A gestora lamenta que “infelizmente houve um crescimento do sexismo no país”. E detalha: “Você vê as atitudes eivadas de toda misoginia, desrespeitos à questão da mulher. É mais do que lamentável, é revoltante. Acho que, infelizmente, esse clima de polarização, essa coisa toda, esses ataques às mulheres, acabam alimentando o fenômeno do feminicídio, que tem crescido em nível nacional. A melhor forma de se contrapor a isso é cada vez mais afirmar uma cultura de paz, de respeito, de tolerância.
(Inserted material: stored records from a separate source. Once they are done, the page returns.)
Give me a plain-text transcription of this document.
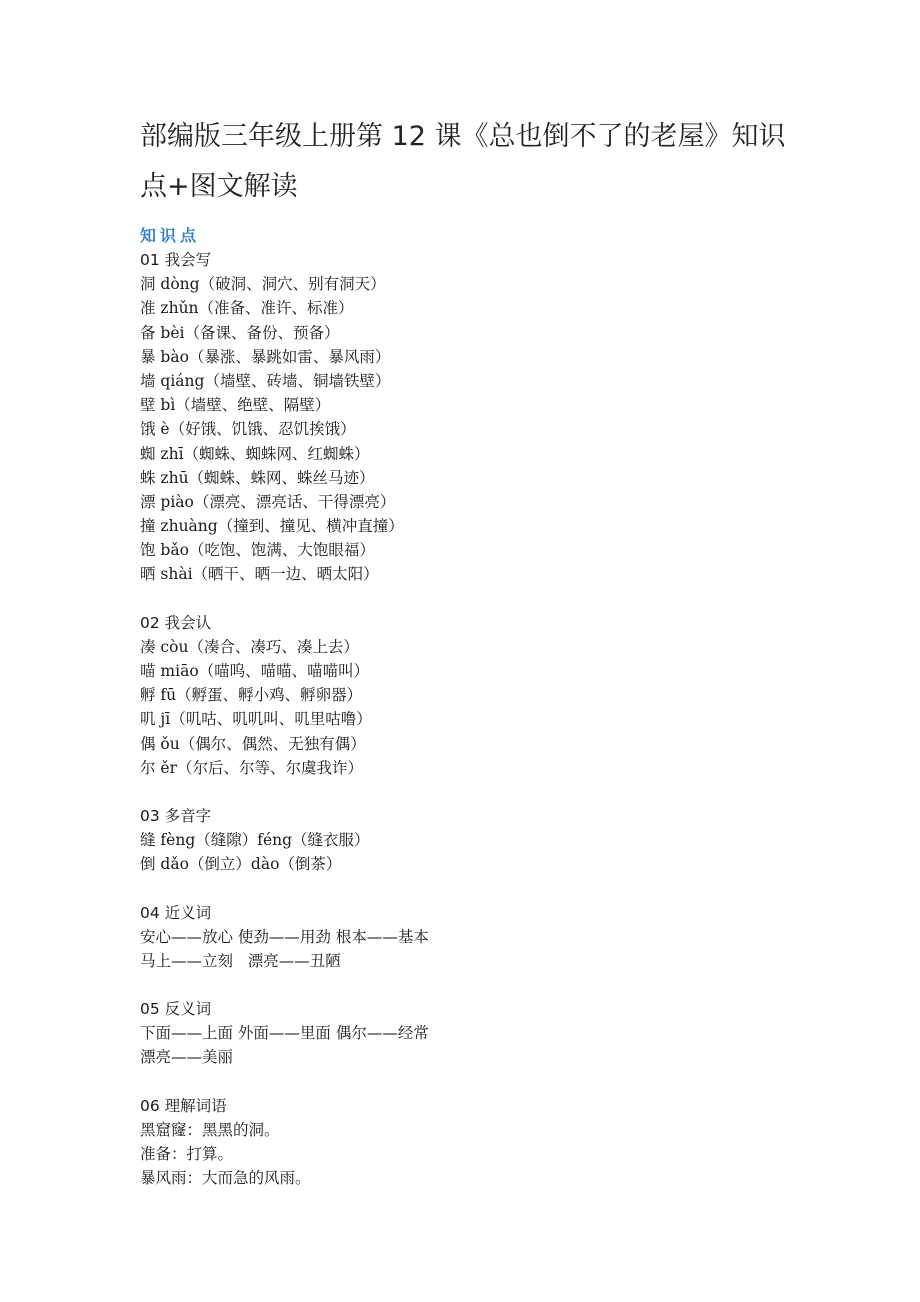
部编版三年级上册第 12 课《总也倒不了的老屋》知识点+图文解读
知识点
01 我会写
洞 dòng（破洞、洞穴、别有洞天）
准 zhǔn（准备、准许、标准）
备 bèi（备课、备份、预备）
暴 bào（暴涨、暴跳如雷、暴风雨）
墙 qiáng（墙壁、砖墙、铜墙铁壁）
壁 bì（墙壁、绝壁、隔壁）
饿 è（好饿、饥饿、忍饥挨饿）
蜘 zhī（蜘蛛、蜘蛛网、红蜘蛛）
蛛 zhū（蜘蛛、蛛网、蛛丝马迹）
漂 piào（漂亮、漂亮话、干得漂亮）
撞 zhuàng（撞到、撞见、横冲直撞）
饱 bǎo（吃饱、饱满、大饱眼福）
晒 shài（晒干、晒一边、晒太阳）
02 我会认
凑 còu（凑合、凑巧、凑上去）
喵 miāo（喵呜、喵喵、喵喵叫）
孵 fū（孵蛋、孵小鸡、孵卵器）
叽 jī（叽咕、叽叽叫、叽里咕噜）
偶 ǒu（偶尔、偶然、无独有偶）
尔 ěr（尔后、尔等、尔虞我诈）
03 多音字
缝 fèng（缝隙）féng（缝衣服）
倒 dǎo（倒立）dào（倒茶）
04 近义词
安心——放心 使劲——用劲 根本——基本
马上——立刻   漂亮——丑陋
05 反义词
下面——上面 外面——里面 偶尔——经常
漂亮——美丽
06 理解词语
黑窟窿：黑黑的洞。
准备：打算。
暴风雨：大而急的风雨。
Portanto, dizendo não a toda e qualquer violência, discriminação e qualquer tipo de preconceito”. Fátima Bezerra, que foi deputada estadual, federal e senadora antes de se tornar governadora enfatiza que o mundo da política, infelizmente, é um mundo muito machista. “Somos muito poucas nos chamados espaços de poder”, acrescenta, acrescentando que no Brasil há apenas 161 deputadas estaduais eleitas. No Rio Grande do Norte, são somente três. De 513 parlamentares federais, há apenas 77 mulheres eleitas. No Senado, a situação é pior. São apenas sete senadoras eleitas em 2018 e onze em atuação. “O Brasil tem uma das piores colocações do ranking no que diz respeito à participação das mulheres na política”.
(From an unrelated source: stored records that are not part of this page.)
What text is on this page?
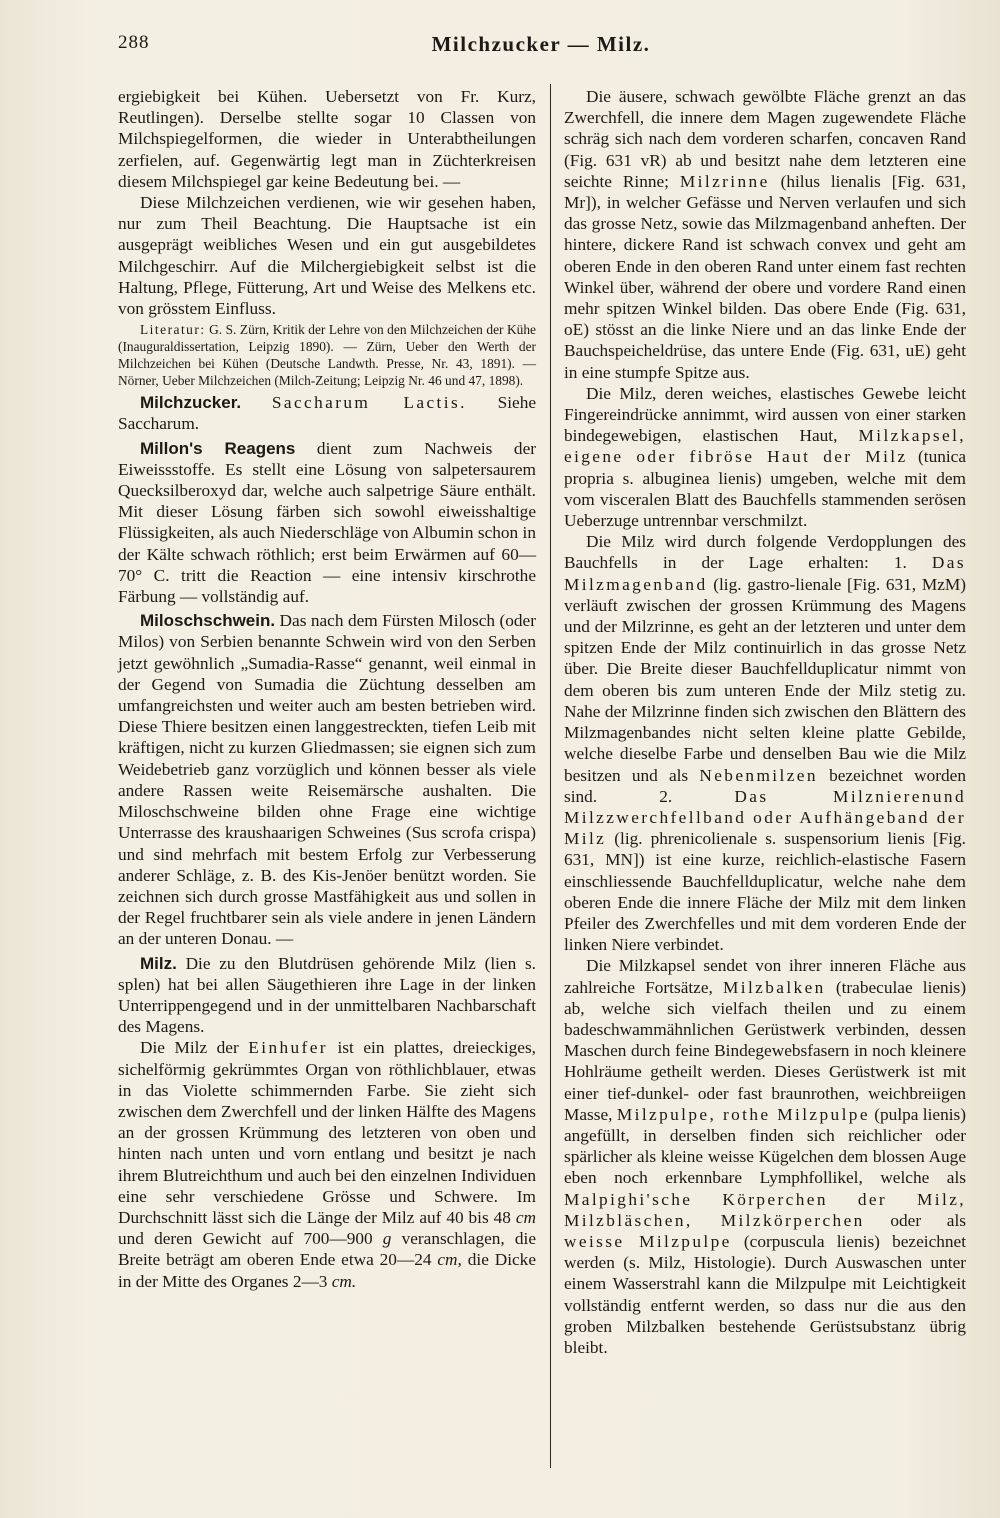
288	Milchzucker — Milz.

ergiebigkeit bei Kühen. Uebersetzt von Fr. Kurz, Reutlingen). Derselbe stellte sogar 10 Classen von Milchspiegelformen, die wieder in Unterabtheilungen zerfielen, auf. Gegenwärtig legt man in Züchterkreisen diesem Milchspiegel gar keine Bedeutung bei. —

Diese Milchzeichen verdienen, wie wir gesehen haben, nur zum Theil Beachtung. Die Hauptsache ist ein ausgeprägt weibliches Wesen und ein gut ausgebildetes Milchgeschirr. Auf die Milchergiebigkeit selbst ist die Haltung, Pflege, Fütterung, Art und Weise des Melkens etc. von grösstem Einfluss.

Literatur: G. S. Zürn, Kritik der Lehre von den Milchzeichen der Kühe (Inauguraldissertation, Leipzig 1890). — Zürn, Ueber den Werth der Milchzeichen bei Kühen (Deutsche Landwth. Presse, Nr. 43, 1891). — Nörner, Ueber Milchzeichen (Milch-Zeitung; Leipzig Nr. 46 und 47, 1898).

Milchzucker. Saccharum Lactis. Siehe Saccharum.

Millon's Reagens dient zum Nachweis der Eiweissstoffe. Es stellt eine Lösung von salpetersaurem Quecksilberoxyd dar, welche auch salpetrige Säure enthält. Mit dieser Lösung färben sich sowohl eiweisshaltige Flüssigkeiten, als auch Niederschläge von Albumin schon in der Kälte schwach röthlich; erst beim Erwärmen auf 60—70° C. tritt die Reaction — eine intensiv kirschrothe Färbung — vollständig auf.

Miloschschwein. Das nach dem Fürsten Milosch (oder Milos) von Serbien benannte Schwein wird von den Serben jetzt gewöhnlich „Sumadia-Rasse“ genannt, weil einmal in der Gegend von Sumadia die Züchtung desselben am umfangreichsten und weiter auch am besten betrieben wird. Diese Thiere besitzen einen langgestreckten, tiefen Leib mit kräftigen, nicht zu kurzen Gliedmassen; sie eignen sich zum Weidebetrieb ganz vorzüglich und können besser als viele andere Rassen weite Reisemärsche aushalten. Die Miloschschweine bilden ohne Frage eine wichtige Unterrasse des kraushaarigen Schweines (Sus scrofa crispa) und sind mehrfach mit bestem Erfolg zur Verbesserung anderer Schläge, z. B. des Kis-Jenöer benützt worden. Sie zeichnen sich durch grosse Mastfähigkeit aus und sollen in der Regel fruchtbarer sein als viele andere in jenen Ländern an der unteren Donau. —

Milz. Die zu den Blutdrüsen gehörende Milz (lien s. splen) hat bei allen Säugethieren ihre Lage in der linken Unterrippengegend und in der unmittelbaren Nachbarschaft des Magens.

Die Milz der Einhufer ist ein plattes, dreieckiges, sichelförmig gekrümmtes Organ von röthlichblauer, etwas in das Violette schimmernden Farbe. Sie zieht sich zwischen dem Zwerchfell und der linken Hälfte des Magens an der grossen Krümmung des letzteren von oben und hinten nach unten und vorn entlang und besitzt je nach ihrem Blutreichthum und auch bei den einzelnen Individuen eine sehr verschiedene Grösse und Schwere. Im Durchschnitt lässt sich die Länge der Milz auf 40 bis 48 cm und deren Gewicht auf 700—900 g veranschlagen, die Breite beträgt am oberen Ende etwa 20—24 cm, die Dicke in der Mitte des Organes 2—3 cm.

Die äusere, schwach gewölbte Fläche grenzt an das Zwerchfell, die innere dem Magen zugewendete Fläche schräg sich nach dem vorderen scharfen, concaven Rand (Fig. 631 vR) ab und besitzt nahe dem letzteren eine seichte Rinne; Milzrinne (hilus lienalis [Fig. 631, Mr]), in welcher Gefässe und Nerven verlaufen und sich das grosse Netz, sowie das Milzmagenband anheften. Der hintere, dickere Rand ist schwach convex und geht am oberen Ende in den oberen Rand unter einem fast rechten Winkel über, während der obere und vordere Rand einen mehr spitzen Winkel bilden. Das obere Ende (Fig. 631, oE) stösst an die linke Niere und an das linke Ende der Bauchspeicheldrüse, das untere Ende (Fig. 631, uE) geht in eine stumpfe Spitze aus.

Die Milz, deren weiches, elastisches Gewebe leicht Fingereindrücke annimmt, wird aussen von einer starken bindegewebigen, elastischen Haut, Milzkapsel, eigene oder fibröse Haut der Milz (tunica propria s. albuginea lienis) umgeben, welche mit dem vom visceralen Blatt des Bauchfells stammenden serösen Ueberzuge untrennbar verschmilzt.

Die Milz wird durch folgende Verdopplungen des Bauchfells in der Lage erhalten: 1. Das Milzmagenband (lig. gastro-lienale [Fig. 631, MzM) verläuft zwischen der grossen Krümmung des Magens und der Milzrinne, es geht an der letzteren und unter dem spitzen Ende der Milz continuirlich in das grosse Netz über. Die Breite dieser Bauchfellduplicatur nimmt von dem oberen bis zum unteren Ende der Milz stetig zu. Nahe der Milzrinne finden sich zwischen den Blättern des Milzmagenbandes nicht selten kleine platte Gebilde, welche dieselbe Farbe und denselben Bau wie die Milz besitzen und als Nebenmilzen bezeichnet worden sind. 2.	Das Milznierenund Milzzwerchfellband oder Aufhängeband der Milz (lig. phrenicolienale s. suspensorium lienis [Fig. 631, MN]) ist eine kurze, reichlich-elastische Fasern einschliessende Bauchfellduplicatur, welche nahe dem oberen Ende die innere Fläche der Milz mit dem linken Pfeiler des Zwerchfelles und mit dem vorderen Ende der linken Niere verbindet.

Die Milzkapsel sendet von ihrer inneren Fläche aus zahlreiche Fortsätze, Milzbalken (trabeculae lienis) ab, welche sich vielfach theilen und zu einem badeschwammähnlichen Gerüstwerk verbinden, dessen Maschen durch feine Bindegewebsfasern in noch kleinere Hohlräume getheilt werden. Dieses Gerüstwerk ist mit einer tief-dunkel- oder fast braunrothen, weichbreiigen Masse, Milzpulpe, rothe Milzpulpe (pulpa lienis) angefüllt, in derselben finden sich reichlicher oder spärlicher als kleine weisse Kügelchen dem blossen Auge eben noch erkennbare Lymphfollikel, welche als Malpighi'sche Körperchen der Milz, Milzbläschen, Milzkörperchen oder als weisse Milzpulpe (corpuscula lienis) bezeichnet werden (s. Milz, Histologie). Durch Auswaschen unter einem Wasserstrahl kann die Milzpulpe mit Leichtigkeit vollständig entfernt werden, so dass nur die aus den groben Milzbalken bestehende Gerüstsubstanz übrig bleibt.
De acordo com Fátima Bezerra, toda essa situação é motivada por fatores culturais associados à vigência da cultura do patriarcado na sociedade brasileira. “É muito desafiador a mulher galgar degraus. É muito difícil, mas temos que ousar. Sou um exemplo disso”. Segundo ela, as cotas para registro de candidaturas de mulheres a cargos eletivos não atendem às necessidades. “Elas (as cotas) foram importantes, são necessárias, mas são insuficientes. Temos que avançar no país e lutei muito nesse sentido quando estava no Congresso Nacional”. A governadora do Rio Grande do Norte defende a formação de uma frente política de perfil progressista com horizonte de centro-esquerda no país. “Temos que deixar toda e qualquer perspectiva individualista de lado e pensar no Brasil”, salienta.